Writing the impossible


Many challenges face the writer. Getting a good agent and getting published aside, the workaday process of writing a story logically begins with the idea for the tale. Thereafter it’s viewpoint: is the story told in the first, second, third, or other person? Next, tense: present or past. The setting; the time period. Then follows researching, writing, usually to a prescribed word count, re-drafting and submission.

The greater, overall challenge though is empathy with one’s readers, whom one may not see. The written word is a very powerful thing, in the right hands. It can create and destroy; it can invoke emotions… The writer needs to be able to empathise with his audience, so that his style of writing invokes the same emotions in his readers as it does him. Sometimes a writer has to write about that which disturbs him, so that he may have the same effect on his readership. We’re not actors but us authors are artists too. We play to our audience and if we wish to make them laugh, we can.

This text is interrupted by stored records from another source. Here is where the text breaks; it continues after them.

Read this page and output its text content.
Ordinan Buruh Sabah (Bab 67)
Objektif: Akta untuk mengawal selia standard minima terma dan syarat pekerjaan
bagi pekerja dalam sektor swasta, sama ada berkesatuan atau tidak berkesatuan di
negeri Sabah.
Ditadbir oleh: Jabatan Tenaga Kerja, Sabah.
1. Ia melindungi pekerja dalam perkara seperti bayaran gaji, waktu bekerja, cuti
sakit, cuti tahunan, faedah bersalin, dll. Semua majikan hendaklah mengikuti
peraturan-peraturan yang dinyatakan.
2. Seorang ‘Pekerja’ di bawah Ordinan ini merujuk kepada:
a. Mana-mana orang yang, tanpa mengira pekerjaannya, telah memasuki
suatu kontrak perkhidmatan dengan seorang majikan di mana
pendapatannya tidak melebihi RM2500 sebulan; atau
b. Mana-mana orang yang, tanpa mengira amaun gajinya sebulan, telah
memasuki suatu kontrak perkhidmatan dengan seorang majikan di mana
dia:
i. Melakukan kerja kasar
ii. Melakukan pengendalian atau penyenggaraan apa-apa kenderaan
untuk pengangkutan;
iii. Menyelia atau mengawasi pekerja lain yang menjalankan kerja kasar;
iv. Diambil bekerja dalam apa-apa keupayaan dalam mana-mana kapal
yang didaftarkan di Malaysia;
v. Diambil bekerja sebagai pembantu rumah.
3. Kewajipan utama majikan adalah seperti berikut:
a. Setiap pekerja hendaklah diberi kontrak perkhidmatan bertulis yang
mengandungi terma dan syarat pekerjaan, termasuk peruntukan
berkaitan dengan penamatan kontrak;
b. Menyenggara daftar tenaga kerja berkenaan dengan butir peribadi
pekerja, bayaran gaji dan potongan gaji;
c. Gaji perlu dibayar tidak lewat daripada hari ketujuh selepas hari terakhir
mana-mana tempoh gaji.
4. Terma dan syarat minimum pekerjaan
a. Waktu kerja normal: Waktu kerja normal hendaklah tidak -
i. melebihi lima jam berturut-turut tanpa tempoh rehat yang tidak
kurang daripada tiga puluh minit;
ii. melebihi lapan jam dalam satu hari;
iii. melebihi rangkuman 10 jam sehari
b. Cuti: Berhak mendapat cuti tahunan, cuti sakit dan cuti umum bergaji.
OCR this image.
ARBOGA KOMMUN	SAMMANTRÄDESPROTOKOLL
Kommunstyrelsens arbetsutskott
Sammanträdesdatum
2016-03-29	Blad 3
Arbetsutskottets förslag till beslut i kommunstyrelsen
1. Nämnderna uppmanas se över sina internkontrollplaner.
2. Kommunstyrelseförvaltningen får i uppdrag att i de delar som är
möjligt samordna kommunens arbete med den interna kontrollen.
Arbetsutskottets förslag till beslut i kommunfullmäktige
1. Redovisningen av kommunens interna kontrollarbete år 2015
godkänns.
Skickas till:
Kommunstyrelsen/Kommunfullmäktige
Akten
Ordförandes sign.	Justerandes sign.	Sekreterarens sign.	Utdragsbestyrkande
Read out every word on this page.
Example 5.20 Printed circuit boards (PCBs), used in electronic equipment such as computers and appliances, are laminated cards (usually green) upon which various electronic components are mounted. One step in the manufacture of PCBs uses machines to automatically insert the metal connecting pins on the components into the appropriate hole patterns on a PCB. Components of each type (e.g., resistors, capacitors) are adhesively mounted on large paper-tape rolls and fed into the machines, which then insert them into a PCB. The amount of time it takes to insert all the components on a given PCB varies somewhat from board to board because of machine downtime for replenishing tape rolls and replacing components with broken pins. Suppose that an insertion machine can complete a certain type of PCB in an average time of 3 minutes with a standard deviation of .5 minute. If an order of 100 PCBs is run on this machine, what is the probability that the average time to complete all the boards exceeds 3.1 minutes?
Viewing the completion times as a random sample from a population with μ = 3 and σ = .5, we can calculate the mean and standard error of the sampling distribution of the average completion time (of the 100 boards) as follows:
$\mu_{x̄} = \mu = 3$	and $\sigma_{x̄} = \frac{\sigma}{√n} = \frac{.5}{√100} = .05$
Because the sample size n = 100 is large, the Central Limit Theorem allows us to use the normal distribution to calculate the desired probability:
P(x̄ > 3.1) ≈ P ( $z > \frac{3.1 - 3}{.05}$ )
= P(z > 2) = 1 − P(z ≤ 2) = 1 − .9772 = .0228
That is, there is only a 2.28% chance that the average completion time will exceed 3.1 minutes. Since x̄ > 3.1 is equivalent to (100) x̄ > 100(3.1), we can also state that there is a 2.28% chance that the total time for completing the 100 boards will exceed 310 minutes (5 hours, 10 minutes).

We can also make them cry and we can scare them.

I have personally been asked several times to write pieces for people or situations. Often this is a private affair between me and the commissioner but some of my published stories and poems were also requests. Some sought relief, others hope; at least one sought revenge. In every instance, I have invoked emotions and often evoked memories, to the desired effect. I’ve created people and places. Sometimes I destroyed them. It is said that a good writer plays and stays in your mind.

Today I needed to write something for someone else. It had not been asked for but I felt compelled to write and express my feelings. Words are my greatest personal tool. I’m a reclusive, depressed alcoholic, prone to episodes of anxiety and paranoia. Words are my way of communicating; of recording and broadcasting my thoughts. It’s easier for me this way and it saves me having to repeat myself – “RTFB”.

I wrote a short poem to a friend with whom I went to school and therefore grew up with: kids of the 80s, the greatest generation. We were at school together; we commuted many miles, drank many drinks and shared good times. When one part of that generation in your life goes, it leaves a big hole.

My friend is not well. He reads this blog. We went to the same grammar school. We were privileged to be there during “The Barn”‘s iron rule as Headmaster, dictator, drill sergeant, fixer and all-round Top Cat: El Capitan. Thus we share a dark and gallows humour. So in writing to my friend, I realised that there is no point in sending a Get Well Soon card when he won’t. Similarly, there’s no value in all-will-be-well sentiments when it won’t.

So, where my inspiration who is Paul Auster is pleased with one or two pages of final copy at the end of a working day and I myself aspire to the same, today’s output was minimal but I hope worthwhile. For in this I have tried to convey togetherness and hope, while at the same time not shying away from the issue. To do so would be sentimental and in denial. So this is from me to him:

On The Platform

Standing here, look back,
on the story so far.
The past and passed.
Your life a stage,
filled with loved ones:
The Assembled Cast.
And smile.
We’ll be there,
in just a while.

We’re moving onwards,
in this life
which knows no end.
To new adventures.
Safe journey,
dear friend.
Like a wave from a train.
We will see you.

I’m pretty sure I told you mate but just in case, I did pass your note to The Barn: the great man smiled.

A good writer is on your mind. Always.